Some have argued that making a public service a right can change delivery. It is hard to imagine that simply legislating rights and creating a public expectation of delivery will, in fact, ensure delivery. After all, is there not an expectation that a ration card holder will get decent grain from the fair price shop, yet all too frequently grain is not available or is of poor quality. Information decentralization can help. Knowing how many medicines the local public dispensary received, or how much money the local school is getting for mid-day meals, can help the public monitor delivery and alert higher-ups when the benefits are not delivered. But the public delivery system is usually most apathetic where the public is poorly educated, of low social status, and disorganized, so monitoring by the poor is also unlikely to be effective.

Some argue that this is why the middle class should enjoy public benefits along with the poor, so that the former can protest against poor delivery, which will ensure high quality for all. But making benefits universal is costly, and may still lead to indifferent delivery for the poor. The middle class may live in different areas from the poor. Indeed, even when located in the same area, the poor may not even patronize facilities frequented by the middle class because they feel out of place. And even when all patronize the same facility, providers may be able to discriminate between the voluble middle class and the uncomplaining poor. So if more resources or better management are inadequate answers, what might work?

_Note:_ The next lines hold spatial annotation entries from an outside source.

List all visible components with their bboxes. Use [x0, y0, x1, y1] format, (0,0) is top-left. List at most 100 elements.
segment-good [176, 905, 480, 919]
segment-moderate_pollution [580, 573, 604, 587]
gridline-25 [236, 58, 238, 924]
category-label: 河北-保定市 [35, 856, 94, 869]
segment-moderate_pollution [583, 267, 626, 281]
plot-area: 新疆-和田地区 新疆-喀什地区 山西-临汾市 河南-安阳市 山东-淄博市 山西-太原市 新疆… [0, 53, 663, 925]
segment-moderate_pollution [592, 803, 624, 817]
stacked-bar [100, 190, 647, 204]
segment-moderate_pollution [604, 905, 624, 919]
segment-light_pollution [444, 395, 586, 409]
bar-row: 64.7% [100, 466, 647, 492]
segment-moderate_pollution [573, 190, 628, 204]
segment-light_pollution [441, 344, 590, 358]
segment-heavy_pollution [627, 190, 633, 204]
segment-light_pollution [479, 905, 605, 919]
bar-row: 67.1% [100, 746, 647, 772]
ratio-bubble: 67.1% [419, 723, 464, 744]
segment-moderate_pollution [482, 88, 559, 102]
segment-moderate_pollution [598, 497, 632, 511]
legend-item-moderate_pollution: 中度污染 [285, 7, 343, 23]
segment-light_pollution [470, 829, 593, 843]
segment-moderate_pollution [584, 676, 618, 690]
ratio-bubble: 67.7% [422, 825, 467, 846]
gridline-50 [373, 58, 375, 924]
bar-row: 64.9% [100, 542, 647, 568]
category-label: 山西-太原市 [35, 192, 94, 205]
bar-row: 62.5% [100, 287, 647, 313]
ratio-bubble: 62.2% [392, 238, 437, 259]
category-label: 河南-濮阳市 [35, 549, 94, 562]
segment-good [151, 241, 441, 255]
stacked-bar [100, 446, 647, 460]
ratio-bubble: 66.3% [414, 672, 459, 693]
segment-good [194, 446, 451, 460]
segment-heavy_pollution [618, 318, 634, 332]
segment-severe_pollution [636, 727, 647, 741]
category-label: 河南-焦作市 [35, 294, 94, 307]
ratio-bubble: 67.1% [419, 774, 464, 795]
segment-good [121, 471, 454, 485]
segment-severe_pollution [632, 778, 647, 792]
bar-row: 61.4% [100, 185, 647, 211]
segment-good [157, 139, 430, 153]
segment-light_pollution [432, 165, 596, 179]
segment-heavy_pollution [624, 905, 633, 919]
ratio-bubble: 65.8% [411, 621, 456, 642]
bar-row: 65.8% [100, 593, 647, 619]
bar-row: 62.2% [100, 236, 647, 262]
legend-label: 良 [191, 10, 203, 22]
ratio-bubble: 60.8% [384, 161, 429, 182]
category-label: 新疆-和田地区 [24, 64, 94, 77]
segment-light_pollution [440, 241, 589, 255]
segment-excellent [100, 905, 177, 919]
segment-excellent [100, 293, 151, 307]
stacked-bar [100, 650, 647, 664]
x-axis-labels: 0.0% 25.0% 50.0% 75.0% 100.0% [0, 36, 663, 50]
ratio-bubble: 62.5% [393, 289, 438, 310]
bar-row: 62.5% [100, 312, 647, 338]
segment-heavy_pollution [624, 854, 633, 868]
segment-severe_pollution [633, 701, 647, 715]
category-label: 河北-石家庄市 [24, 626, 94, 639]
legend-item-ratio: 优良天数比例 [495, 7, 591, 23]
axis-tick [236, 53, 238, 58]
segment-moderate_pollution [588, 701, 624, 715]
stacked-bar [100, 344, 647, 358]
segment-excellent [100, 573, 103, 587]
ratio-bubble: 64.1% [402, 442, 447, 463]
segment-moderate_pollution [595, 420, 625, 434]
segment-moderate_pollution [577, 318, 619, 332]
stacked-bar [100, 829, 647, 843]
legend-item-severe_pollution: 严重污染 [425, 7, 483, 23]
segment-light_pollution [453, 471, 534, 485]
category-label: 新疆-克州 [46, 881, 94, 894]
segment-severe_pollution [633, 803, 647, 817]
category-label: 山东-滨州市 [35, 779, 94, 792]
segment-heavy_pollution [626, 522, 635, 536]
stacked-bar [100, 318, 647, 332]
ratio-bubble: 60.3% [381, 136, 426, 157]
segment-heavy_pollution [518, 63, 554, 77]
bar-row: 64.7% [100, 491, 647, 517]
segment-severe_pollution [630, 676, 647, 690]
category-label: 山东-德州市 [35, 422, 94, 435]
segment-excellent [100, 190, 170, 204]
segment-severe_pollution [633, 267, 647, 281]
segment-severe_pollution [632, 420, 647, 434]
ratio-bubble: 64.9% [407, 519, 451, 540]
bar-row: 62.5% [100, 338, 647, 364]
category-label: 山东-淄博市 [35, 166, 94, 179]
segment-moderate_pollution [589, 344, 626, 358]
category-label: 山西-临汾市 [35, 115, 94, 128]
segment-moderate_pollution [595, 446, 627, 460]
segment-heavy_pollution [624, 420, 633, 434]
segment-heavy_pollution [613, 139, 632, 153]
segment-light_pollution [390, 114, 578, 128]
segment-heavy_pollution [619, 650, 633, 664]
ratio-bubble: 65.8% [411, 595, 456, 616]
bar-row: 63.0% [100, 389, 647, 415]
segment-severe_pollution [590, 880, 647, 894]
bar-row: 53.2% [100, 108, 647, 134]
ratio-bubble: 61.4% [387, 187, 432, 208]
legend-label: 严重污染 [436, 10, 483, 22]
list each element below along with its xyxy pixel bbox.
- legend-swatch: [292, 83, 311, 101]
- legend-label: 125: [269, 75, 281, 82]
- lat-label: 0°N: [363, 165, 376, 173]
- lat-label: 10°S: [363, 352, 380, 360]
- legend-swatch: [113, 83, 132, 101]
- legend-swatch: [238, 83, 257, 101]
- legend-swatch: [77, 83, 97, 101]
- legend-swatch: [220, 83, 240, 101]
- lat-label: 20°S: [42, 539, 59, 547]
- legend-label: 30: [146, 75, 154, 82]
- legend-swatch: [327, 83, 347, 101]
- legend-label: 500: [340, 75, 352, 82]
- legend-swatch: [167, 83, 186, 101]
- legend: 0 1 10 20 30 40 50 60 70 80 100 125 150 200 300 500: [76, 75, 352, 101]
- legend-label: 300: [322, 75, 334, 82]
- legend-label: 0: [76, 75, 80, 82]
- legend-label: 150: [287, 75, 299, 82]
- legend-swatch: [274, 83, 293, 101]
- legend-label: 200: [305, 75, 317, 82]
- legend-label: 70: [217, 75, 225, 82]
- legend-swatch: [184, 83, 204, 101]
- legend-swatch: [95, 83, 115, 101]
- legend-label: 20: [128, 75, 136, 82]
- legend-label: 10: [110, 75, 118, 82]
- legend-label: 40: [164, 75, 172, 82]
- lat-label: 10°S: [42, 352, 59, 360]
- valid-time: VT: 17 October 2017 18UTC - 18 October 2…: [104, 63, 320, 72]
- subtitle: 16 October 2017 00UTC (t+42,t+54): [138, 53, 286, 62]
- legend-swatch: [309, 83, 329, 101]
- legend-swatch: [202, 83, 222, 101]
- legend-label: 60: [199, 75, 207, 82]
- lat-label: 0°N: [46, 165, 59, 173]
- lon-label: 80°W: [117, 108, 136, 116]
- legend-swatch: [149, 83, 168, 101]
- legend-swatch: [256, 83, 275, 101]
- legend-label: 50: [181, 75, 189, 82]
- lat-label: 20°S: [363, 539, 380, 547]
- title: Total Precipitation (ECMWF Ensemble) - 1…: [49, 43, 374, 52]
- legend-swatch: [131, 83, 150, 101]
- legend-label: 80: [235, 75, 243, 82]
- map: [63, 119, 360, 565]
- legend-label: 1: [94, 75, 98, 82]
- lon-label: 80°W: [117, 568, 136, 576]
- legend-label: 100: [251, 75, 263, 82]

The answer may partly lie in reducing the public’s dependence on government-provided jobs or public services. A good private sector job, for example, may give a household the money to get private healthcare, education, and supplies, and reduce their need for public services. Income could increase an individual’s status and increase the respect they are accorded by the teacher, the policeman or the bureaucrat. But how does a poor man get a good job if he has not benefited from good healthcare and education in the first place? In this modern world where good skills are critical to a good job, the unskilled have little recourse but to take a poorly-paying job or to look for the patronage that will get them a good job. So do we not arrive at a contradiction: the good delivery of public services is essential to escape the dependence on bad public services?

Money liberates and Empowers…
We need to go back to the drawing board. There is a way out of this contradiction, developing the idea that money liberates. Could we not give poor households cash instead of promising them public services? A poor household with cash can patronize whomsoever it wants, and not just the monopolistic government provider. Because the poor can pay for their medicines or their food, they will command respect from the private provider. Not only will a corrupt fair price shop owner not be able to divert the grain he gets since he has to sell at market price, but because he has to compete with the shop across the street, he cannot afford to be surly or lazy.

The government can add to the effects of empowering the poor by instilling a genuine cost to being uncompetitive – by shutting down parts of the public delivery systems that do not generate enough custom. Much of what we need to do is already possible. The government intends to announce a scheme for full financial inclusion on Independence Day. It includes identifying the poor, creating unique biometric identifiers for them, opening linked bank accounts, and making government transfers into those accounts. When fully rolled out, I believe it will give the poor the choice and respect as well as the services they had to beg for in the past. It can break a link between poor public service, patronage, and corruption that is growing more worrisome over time.